Aujourd’hui, la boucle est bouclée. Aaron Wan-Bissaka est Congolais. Définitivement. À 27 ans, auréolé d’une saison 2024-2025 exceptionnelle sous les couleurs de West Ham, il vient apporter au projet Sébastien Desabre son énergie féline et son sens du timing défensif. Il aura fallu un climat apaisé, une vision claire, et quelques mois de négociations feutrées pour faire tomber les dernières barrières.

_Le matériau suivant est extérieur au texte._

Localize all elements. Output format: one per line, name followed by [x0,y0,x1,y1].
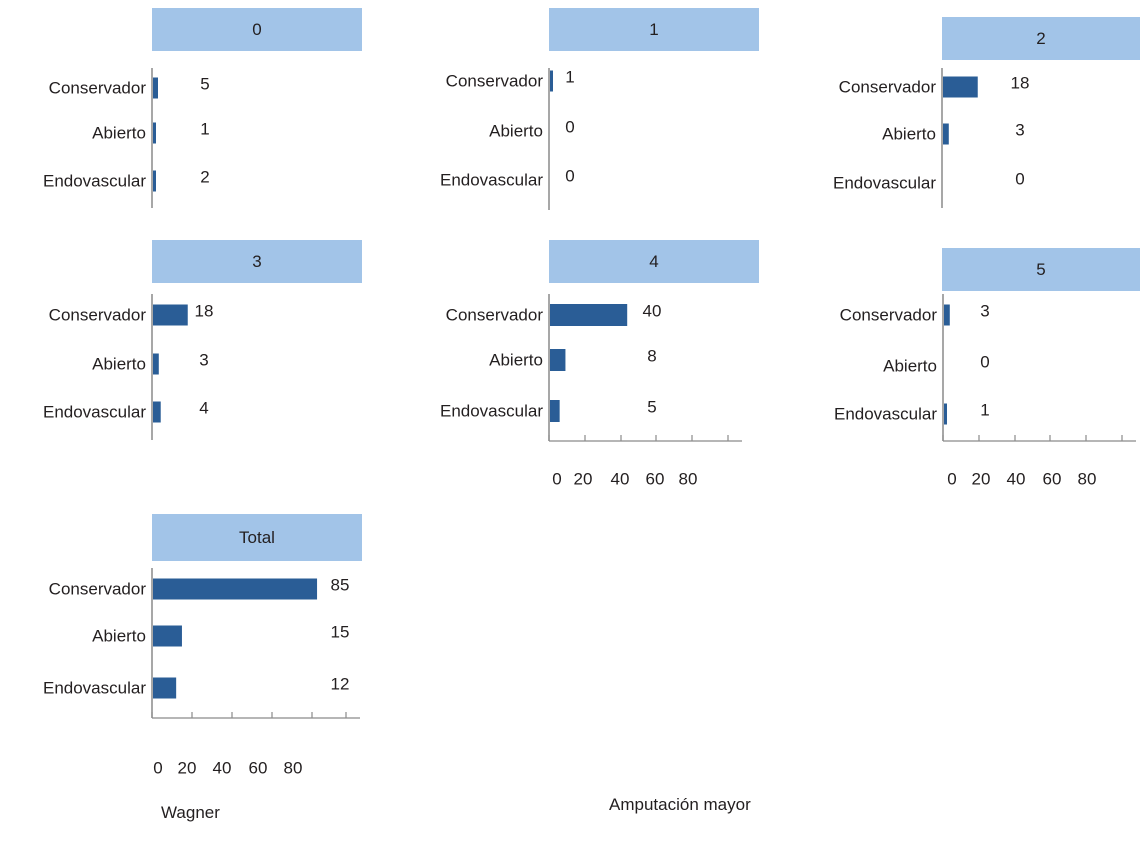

Car il s’en est fallu de peu. En juin dernier, son nom figurait déjà sur la liste pour les amicaux d’Orléans… avant un mystérieux retrait de dernière minute, officiellement pour « raisons familiales ». Les réseaux sociaux s’étaient embrasés, la clameur congolaise grondait. Mais dans l’ombre, la mécanique administrative tournait. Le sélectionneur, serein malgré la tempête, confirmait que le changement de nationalité sportive était acté à Zurich. Et en août, l’image a scellé le sort : Wan-Bissaka, visage grave, tenant fièrement son passeport congolais à l’ambassade de Bruxelles.
Le latéral tricolore est attendu dès ce vendredi 5 septembre pour ouvrir une nouvelle ère face aux Bright Stars du Soudan du Sud, à Juba. Quatre jours plus tard, les Lions de la Teranga viendront défier les Léopards au Stade des Martyrs. Deux rendez-vous lourds d’histoire, deux marches pour graver son nom dans la légende, deux matches pour rattraper le temps perdu.

Wan-Bissaka, l’enfant longtemps éloigné, revient chez lui. Et tout un pays retient son souffle.